Benefits of Using VPC Endpoints

1. Enhanced Security

• Traffic never leaves the AWS network.
• Reduces exposure to public internet threats.

2. Improved Performance

• Lower latency due to internal routing.
• Avoids the additional hops introduced by NAT Gateways or Internet Gateways.

3. Cost Efficiency

• Eliminates data transfer costs associated with public internet traffic.
• Reduces reliance on NAT Gateway data transfer rates.

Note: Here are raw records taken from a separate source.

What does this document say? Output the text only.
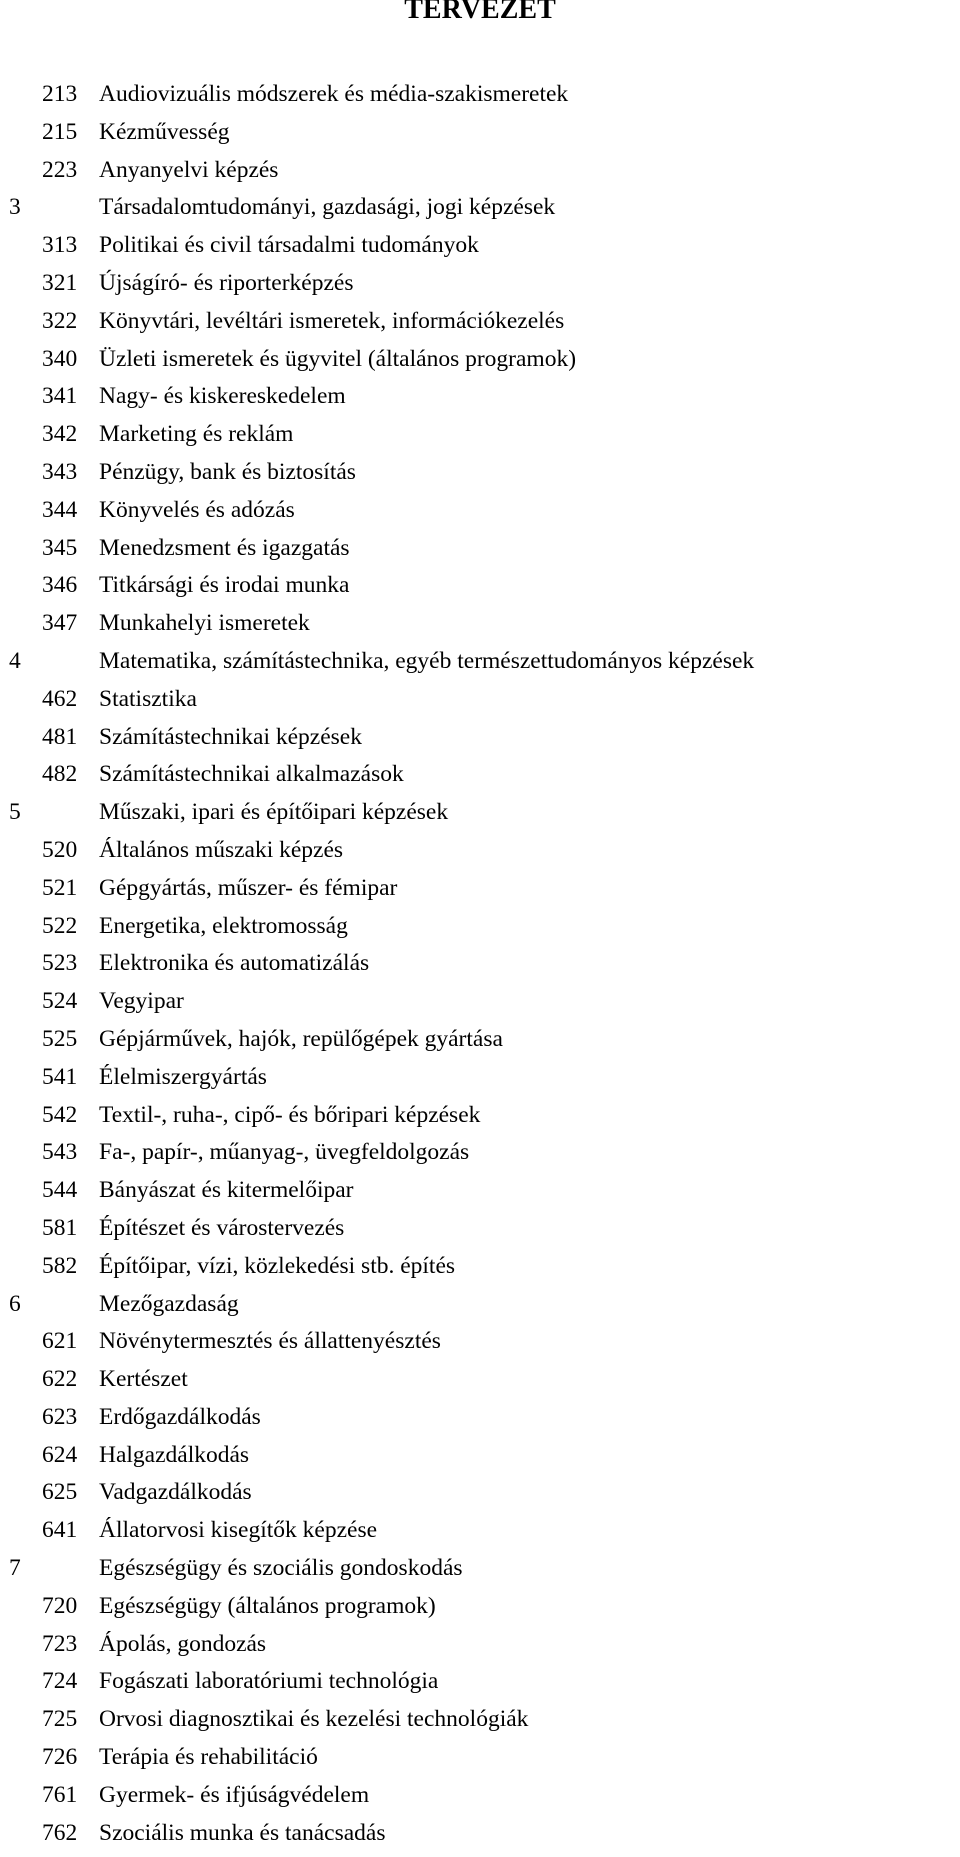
TERVEZET
213 Audiovizuális módszerek és média-szakismeretek
215 Kézművesség
223 Anyanyelvi képzés
3	Társadalomtudományi, gazdasági, jogi képzések
313 Politikai és civil társadalmi tudományok
321 Újságíró- és riporterképzés
322 Könyvtári, levéltári ismeretek, információkezelés
340 Üzleti ismeretek és ügyvitel (általános programok)
341 Nagy- és kiskereskedelem
342 Marketing és reklám
343 Pénzügy, bank és biztosítás
344 Könyvelés és adózás
345 Menedzsment és igazgatás
346 Titkársági és irodai munka
347 Munkahelyi ismeretek
4	Matematika, számítástechnika, egyéb természettudományos képzések
462 Statisztika
481 Számítástechnikai képzések
482 Számítástechnikai alkalmazások
5	Műszaki, ipari és építőipari képzések
520 Általános műszaki képzés
521 Gépgyártás, műszer- és fémipar
522 Energetika, elektromosság
523 Elektronika és automatizálás
524 Vegyipar
525 Gépjárművek, hajók, repülőgépek gyártása
541 Élelmiszergyártás
542 Textil-, ruha-, cipő- és bőripari képzések
543 Fa-, papír-, műanyag-, üvegfeldolgozás
544 Bányászat és kitermelőipar
581 Építészet és várostervezés
582 Építőipar, vízi, közlekedési stb. építés
6	Mezőgazdaság
621 Növénytermesztés és állattenyésztés
622 Kertészet
623 Erdőgazdálkodás
624 Halgazdálkodás
625 Vadgazdálkodás
641 Állatorvosi kisegítők képzése
7	Egészségügy és szociális gondoskodás
720 Egészségügy (általános programok)
723 Ápolás, gondozás
724 Fogászati laboratóriumi technológia
725 Orvosi diagnosztikai és kezelési technológiák
726 Terápia és rehabilitáció
761 Gyermek- és ifjúságvédelem
762 Szociális munka és tanácsadás
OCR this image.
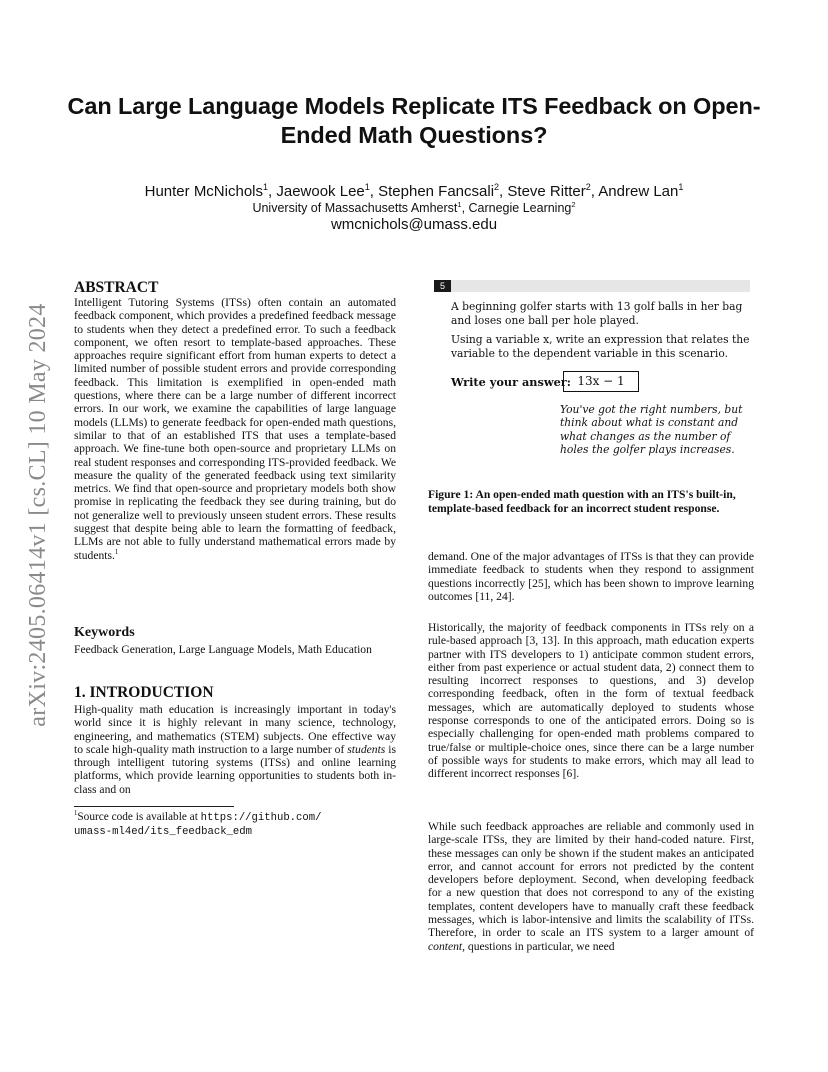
Can Large Language Models Replicate ITS Feedback on Open-Ended Math Questions?
Hunter McNichols$^1$, Jaewook Lee$^1$, Stephen Fancsali$^2$, Steve Ritter$^2$, Andrew Lan$^1$
University of Massachusetts Amherst$^1$, Carnegie Learning$^2$
wmcnichols@umass.edu
arXiv:2405.06414v1 [cs.CL] 10 May 2024
ABSTRACT

Intelligent Tutoring Systems (ITSs) often contain an automated feedback component, which provides a predefined feedback message to students when they detect a predefined error. To such a feedback component, we often resort to template-based approaches. These approaches require significant effort from human experts to detect a limited number of possible student errors and provide corresponding feedback. This limitation is exemplified in open-ended math questions, where there can be a large number of different incorrect errors. In our work, we examine the capabilities of large language models (LLMs) to generate feedback for open-ended math questions, similar to that of an established ITS that uses a template-based approach. We fine-tune both open-source and proprietary LLMs on real student responses and corresponding ITS-provided feedback. We measure the quality of the generated feedback using text similarity metrics. We find that open-source and proprietary models both show promise in replicating the feedback they see during training, but do not generalize well to previously unseen student errors. These results suggest that despite being able to learn the formatting of feedback, LLMs are not able to fully understand mathematical errors made by students.$^1$

Keywords

Feedback Generation, Large Language Models, Math Education

1. INTRODUCTION

High-quality math education is increasingly important in today's world since it is highly relevant in many science, technology, engineering, and mathematics (STEM) subjects. One effective way to scale high-quality math instruction to a large number of students is through intelligent tutoring systems (ITSs) and online learning platforms, which provide learning opportunities to students both in-class and on

$^1$Source code is available at https://github.com/
umass-ml4ed/its_feedback_edm

5
A beginning golfer starts with 13 golf balls in her bag and loses one ball per hole played.
Using a variable x, write an expression that relates the variable to the dependent variable in this scenario.
Write your answer: 13x − 1
You've got the right numbers, but think about what is constant and what changes as the number of holes the golfer plays increases.
Figure 1: An open-ended math question with an ITS's built-in, template-based feedback for an incorrect student response.

demand. One of the major advantages of ITSs is that they can provide immediate feedback to students when they respond to assignment questions incorrectly [25], which has been shown to improve learning outcomes [11, 24].

Historically, the majority of feedback components in ITSs rely on a rule-based approach [3, 13]. In this approach, math education experts partner with ITS developers to 1) anticipate common student errors, either from past experience or actual student data, 2) connect them to resulting incorrect responses to questions, and 3) develop corresponding feedback, often in the form of textual feedback messages, which are automatically deployed to students whose response corresponds to one of the anticipated errors. Doing so is especially challenging for open-ended math problems compared to true/false or multiple-choice ones, since there can be a large number of possible ways for students to make errors, which may all lead to different incorrect responses [6].

While such feedback approaches are reliable and commonly used in large-scale ITSs, they are limited by their hand-coded nature. First, these messages can only be shown if the student makes an anticipated error, and cannot account for errors not predicted by the content developers before deployment. Second, when developing feedback for a new question that does not correspond to any of the existing templates, content developers have to manually craft these feedback messages, which is labor-intensive and limits the scalability of ITSs. Therefore, in order to scale an ITS system to a larger amount of content, questions in particular, we need
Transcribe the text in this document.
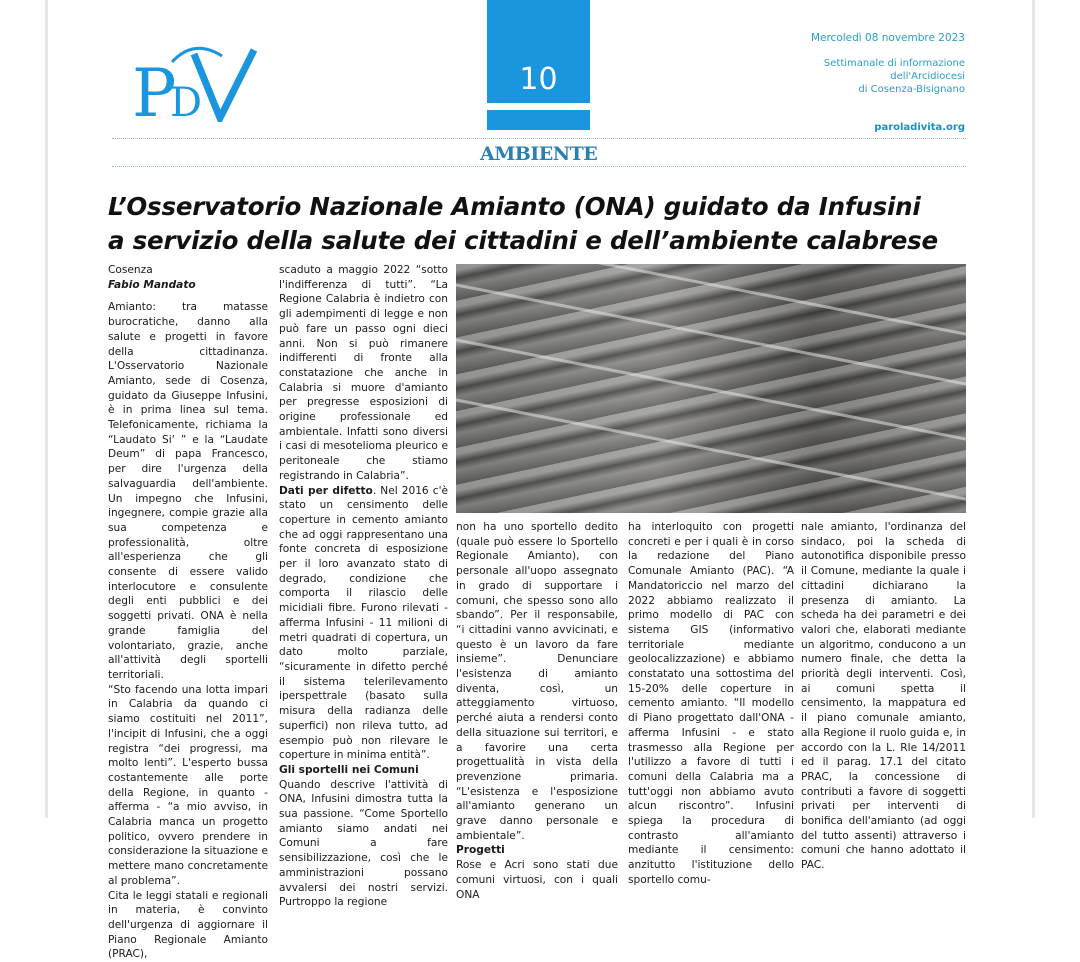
P
D
10
AMBIENTE
Mercoledì 08 novembre 2023
Settimanale di informazione
dell'Arcidiocesi
di Cosenza-Bisignano
paroladivita.org
L’Osservatorio Nazionale Amianto (ONA) guidato da Infusini
a servizio della salute dei cittadini e dell’ambiente calabrese

Cosenza

Fabio Mandato

Amianto: tra matasse burocratiche, danno alla salute e progetti in favore della cittadinanza. L'Osservatorio Nazionale Amianto, sede di Cosenza, guidato da Giuseppe Infusini, è in prima linea sul tema. Telefonicamente, richiama la “Laudato Si’ ” e la “Laudate Deum” di papa Francesco, per dire l'urgenza della salvaguardia dell'ambiente. Un impegno che Infusini, ingegnere, compie grazie alla sua competenza e professionalità, oltre all'esperienza che gli consente di essere valido interlocutore e consulente degli enti pubblici e dei soggetti privati. ONA è nella grande famiglia del volontariato, grazie, anche all'attività degli sportelli territoriali.

“Sto facendo una lotta impari in Calabria da quando ci siamo costituiti nel 2011”, l'incipit di Infusini, che a oggi registra “dei progressi, ma molto lenti”. L'esperto bussa costantemente alle porte della Regione, in quanto - afferma - “a mio avviso, in Calabria manca un progetto politico, ovvero prendere in considerazione la situazione e mettere mano concretamente al problema”.

Cita le leggi statali e regionali in materia, è convinto dell'urgenza di aggiornare il Piano Regionale Amianto (PRAC),

scaduto a maggio 2022 “sotto l'indifferenza di tutti”. “La Regione Calabria è indietro con gli adempimenti di legge e non può fare un passo ogni dieci anni. Non si può rimanere indifferenti di fronte alla constatazione che anche in Calabria si muore d'amianto per pregresse esposizioni di origine professionale ed ambientale. Infatti sono diversi i casi di mesotelioma pleurico e peritoneale che stiamo registrando in Calabria”.

Dati per difetto. Nel 2016 c'è stato un censimento delle coperture in cemento amianto che ad oggi rappresentano una fonte concreta di esposizione per il loro avanzato stato di degrado, condizione che comporta il rilascio delle micidiali fibre. Furono rilevati - afferma Infusini - 11 milioni di metri quadrati di copertura, un dato molto parziale, “sicuramente in difetto perché il sistema telerilevamento iperspettrale (basato sulla misura della radianza delle superfici) non rileva tutto, ad esempio può non rilevare le coperture in minima entità”.

Gli sportelli nei Comuni

Quando descrive l'attività di ONA, Infusini dimostra tutta la sua passione. “Come Sportello amianto siamo andati nei Comuni a fare sensibilizzazione, così che le amministrazioni possano avvalersi dei nostri servizi. Purtroppo la regione

non ha uno sportello dedito (quale può essere lo Sportello Regionale Amianto), con personale all'uopo assegnato in grado di supportare i comuni, che spesso sono allo sbando”. Per il responsabile, “i cittadini vanno avvicinati, e questo è un lavoro da fare insieme”. Denunciare l'esistenza di amianto diventa, così, un atteggiamento virtuoso, perché aiuta a rendersi conto della situazione sui territori, e a favorire una certa progettualità in vista della prevenzione primaria. “L'esistenza e l'esposizione all'amianto generano un grave danno personale e ambientale”.

Progetti

Rose e Acri sono stati due comuni virtuosi, con i quali ONA

ha interloquito con progetti concreti e per i quali è in corso la redazione del Piano Comunale Amianto (PAC). “A Mandatoriccio nel marzo del 2022 abbiamo realizzato il primo modello di PAC con sistema GIS (informativo territoriale mediante geolocalizzazione) e abbiamo constatato una sottostima del 15-20% delle coperture in cemento amianto. “Il modello di Piano progettato dall'ONA - afferma Infusini - e stato trasmesso alla Regione per l'utilizzo a favore di tutti i comuni della Calabria ma a tutt'oggi non abbiamo avuto alcun riscontro”. Infusini spiega la procedura di contrasto all'amianto mediante il censimento: anzitutto l'istituzione dello sportello comu-

nale amianto, l'ordinanza del sindaco, poi la scheda di autonotifica disponibile presso il Comune, mediante la quale i cittadini dichiarano la presenza di amianto. La scheda ha dei parametri e dei valori che, elaborati mediante un algoritmo, conducono a un numero finale, che detta la priorità degli interventi. Così, ai comuni spetta il censimento, la mappatura ed il piano comunale amianto, alla Regione il ruolo guida e, in accordo con la L. Rle 14/2011 ed il parag. 17.1 del citato PRAC, la concessione di contributi a favore di soggetti privati per interventi di bonifica dell'amianto (ad oggi del tutto assenti) attraverso i comuni che hanno adottato il PAC.
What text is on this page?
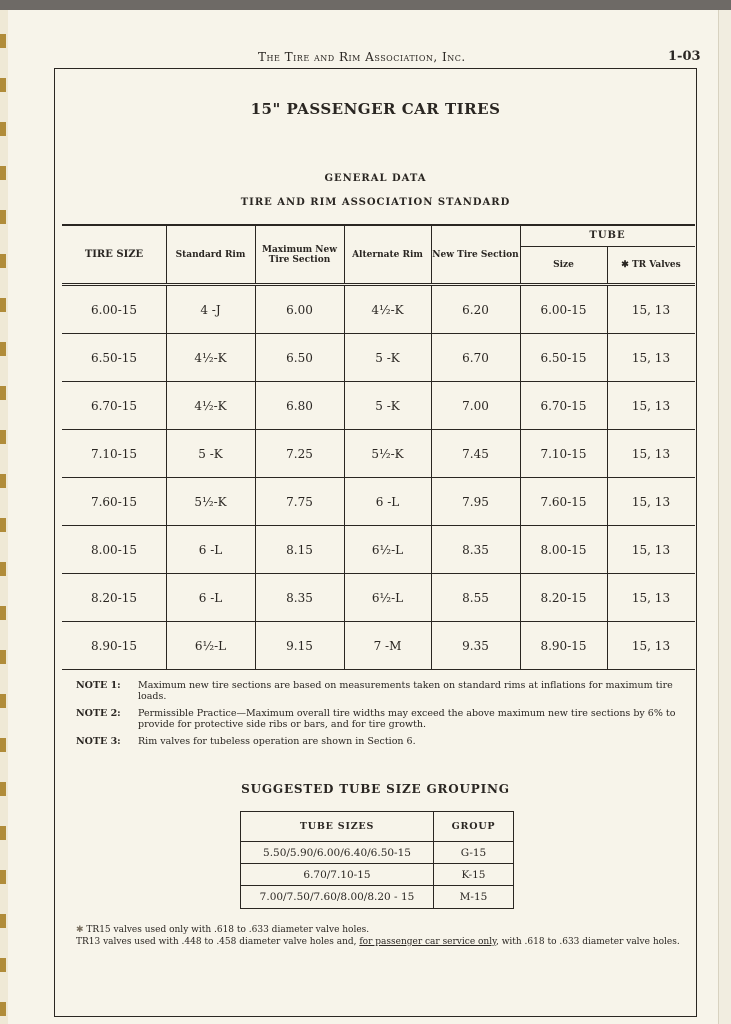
The Tire and Rim Association, Inc.	1-03
15" PASSENGER CAR TIRES
GENERAL DATA
TIRE AND RIM ASSOCIATION STANDARD
TIRE SIZE	Standard Rim	Maximum New Tire Section	Alternate Rim	New Tire Section
TUBE
Size	✱ TR Valves
6.00-15	4 -J	6.00	4½-K	6.20	6.00-15	15, 13
6.50-15	4½-K	6.50	5 -K	6.70	6.50-15	15, 13
6.70-15	4½-K	6.80	5 -K	7.00	6.70-15	15, 13
7.10-15	5 -K	7.25	5½-K	7.45	7.10-15	15, 13
7.60-15	5½-K	7.75	6 -L	7.95	7.60-15	15, 13
8.00-15	6 -L	8.15	6½-L	8.35	8.00-15	15, 13
8.20-15	6 -L	8.35	6½-L	8.55	8.20-15	15, 13
8.90-15	6½-L	9.15	7 -M	9.35	8.90-15	15, 13
NOTE 1:	Maximum new tire sections are based on measurements taken on standard rims at inflations for maximum tire loads.
NOTE 2:	Permissible Practice—Maximum overall tire widths may exceed the above maximum new tire sections by 6% to provide for protective side ribs or bars, and for tire growth.
NOTE 3:	Rim valves for tubeless operation are shown in Section 6.
SUGGESTED TUBE SIZE GROUPING
TUBE SIZES	GROUP
5.50/5.90/6.00/6.40/6.50-15	G-15
6.70/7.10-15	K-15
7.00/7.50/7.60/8.00/8.20 - 15	M-15
✱ TR15 valves used only with .618 to .633 diameter valve holes.
TR13 valves used with .448 to .458 diameter valve holes and, for passenger car service only, with .618 to .633 diameter valve holes.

4. Compliance and Data Residency

• Helps meet regulatory requirements by ensuring data remains within AWS-controlled environments.

Key Takeaways

• Interface Endpoints use PrivateLink to route traffic through ENIs within your VPC, keeping traffic private.
• Gateway Endpoints use route table entries to direct traffic to AWS services like S3 and DynamoDB without exposing it to the public internet.
• Tools like tcpdump can be invaluable for verifying and analyzing traffic flows, helping you confirm that your network configurations are functioning as intended.
• DNS behavior plays a crucial role, resolving service endpoints to private IPs when VPC Endpoints are used.

By leveraging VPC Endpoints, you can enhance the security, efficiency, and compliance of your AWS architecture. Whether you’re managing sensitive workloads or optimizing for performance, understanding the underlying mechanics of VPC Endpoints is vital for any AWS practitioner.

Conclusion

VPC Endpoints are a cornerstone of secure and efficient AWS network design. They allow you to connect privately to AWS services, avoiding the internet and reducing latency. By using network analysis tools like tcpdump, you gain deeper insights into traffic patterns, helping you troubleshoot and optimize your environment.

Ready to take your network security and performance to the next level? Start incorporating VPC Endpoints into your architecture today.